Ich heiße Jannika, und ich lebe für die Geschichten. Eines Tages kann ich vielleicht von ihnen leben. Bis dahin lese ich jedes Buch, was mir in die Finger kommt :)
Sydiana - die Rache der Götter - Kapitel 1

Sydiana - die Rache der Götter - Kapitel 1

Kapitel 1

Wie ein großer, lodernder Feuerball ging die Sonne unter und badete die Wolken in Glühstaub. Dann, als ihr Licht erstarb und die Welt ohne ihre Flammen zu frieren begann, erreichte der Wagentross die Berge von Dondarah. Der Weg wurde steiniger und holpriger, und im kalten Licht der Sterne trieben die Männer die müden Zugpferde einem ungewissen Schicksal entgegen. Sydiana lag im Bett, die Augen halb geschlossen, doch sie konnte nicht schlafen. Und nicht nur, weil jeder Schlag in der Straße sie wild

durchschüttelte. Noch nie war sie so fern von Aesyr gewesen, und ihr wäre es lieber, sie hätte den Palast niemals verlassen.
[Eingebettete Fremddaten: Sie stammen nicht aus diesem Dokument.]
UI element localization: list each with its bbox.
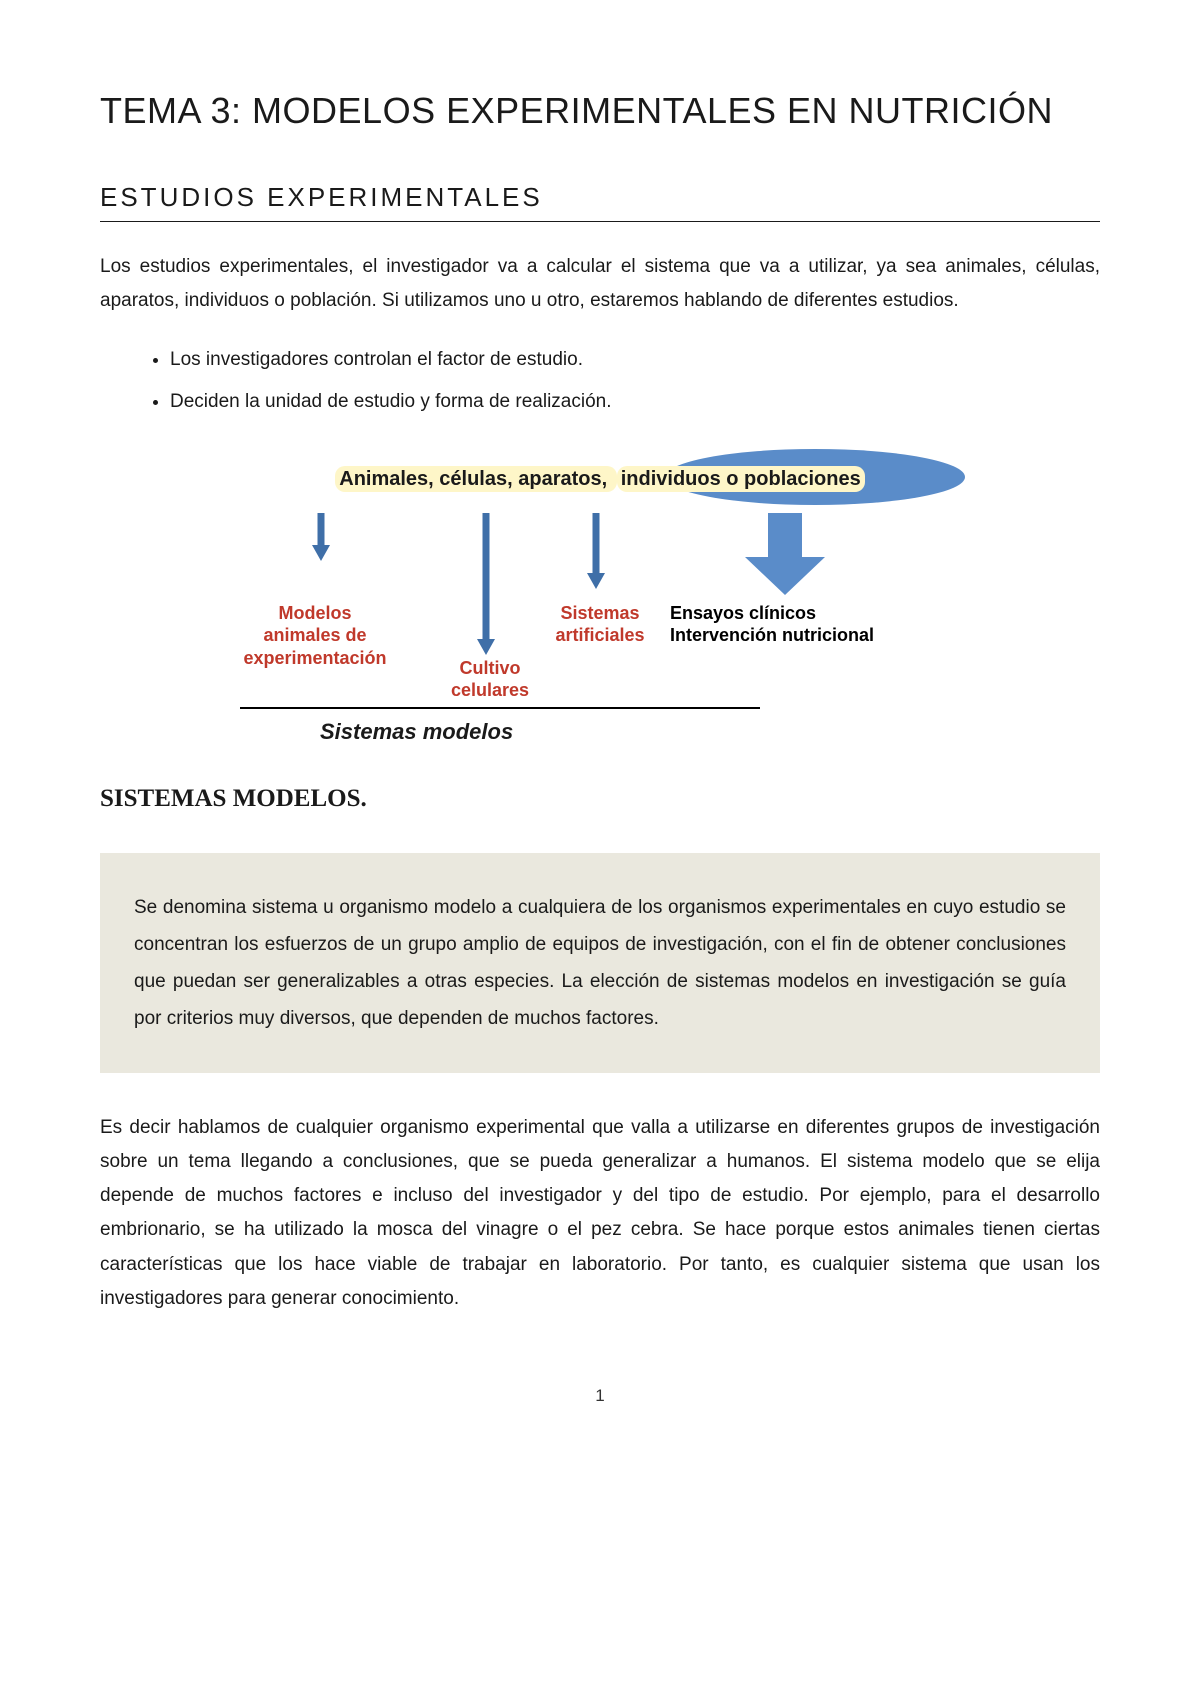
- label-sistemas: Sistemasartificiales: [530, 602, 670, 647]
- list-item: Deciden la unidad de estudio y forma de …: [170, 384, 1100, 420]
- intro-paragraph: Los estudios experimentales, el investig…: [100, 250, 1100, 318]
- big-arrow-icon: [740, 513, 830, 603]
- arrow-icon: [585, 513, 607, 593]
- diagram-bottom-label: Sistemas modelos: [320, 719, 950, 745]
- list-item: Los investigadores controlan el factor d…: [170, 342, 1100, 378]
- label-cultivo: Cultivocelulares: [420, 657, 560, 702]
- diagram-container: Animales, células, aparatos, individuos …: [250, 451, 950, 745]
- section-heading-estudios: ESTUDIOS EXPERIMENTALES: [100, 182, 1100, 222]
- diagram-top-prefix: Animales, células, aparatos,: [335, 466, 616, 492]
- diagram-top-row: Animales, células, aparatos, individuos …: [250, 451, 950, 507]
- bullet-list: Los investigadores controlan el factor d…: [100, 342, 1100, 420]
- arrow-icon: [310, 513, 332, 563]
- diagram-labels: Modelosanimales deexperimentación Cultiv…: [250, 602, 950, 722]
- explanation-paragraph: Es decir hablamos de cualquier organismo…: [100, 1111, 1100, 1316]
- label-modelos: Modelosanimales deexperimentación: [220, 602, 410, 670]
- diagram-arrows: [250, 507, 950, 602]
- diagram-top-highlight: individuos o poblaciones: [617, 466, 865, 492]
- page-number: 1: [100, 1386, 1100, 1406]
- label-ensayos: Ensayos clínicosIntervención nutricional: [670, 602, 950, 647]
- definition-box: Se denomina sistema u organismo modelo a…: [100, 853, 1100, 1073]
- box-paragraph: Se denomina sistema u organismo modelo a…: [134, 889, 1066, 1037]
- section-heading-sistemas: SISTEMAS MODELOS.: [100, 785, 1100, 813]
- page-title: TEMA 3: MODELOS EXPERIMENTALES EN NUTRIC…: [100, 90, 1100, 132]
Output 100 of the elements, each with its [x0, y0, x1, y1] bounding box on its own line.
Welch schreckliche Grauen die Welt dort draußen bereit hielt! Erinnerungen schwebten wie Geister um sie herum, spukten in ihrem Kopf und wichen ihr nicht von der Seite, allen voran das Gesicht des kleinen Mädchens. So voller Angst und Ehrfurcht, die Wangen unter dem Schmutz ungesund gerötet. Ihr gequälter, keuchender Atem. Allein vor dieser verwahrlosten, wuchernden Menschenmenge, aufgewachsen zwischen Fieber und Tod. Dass ein Kind so etwas erdulden musste!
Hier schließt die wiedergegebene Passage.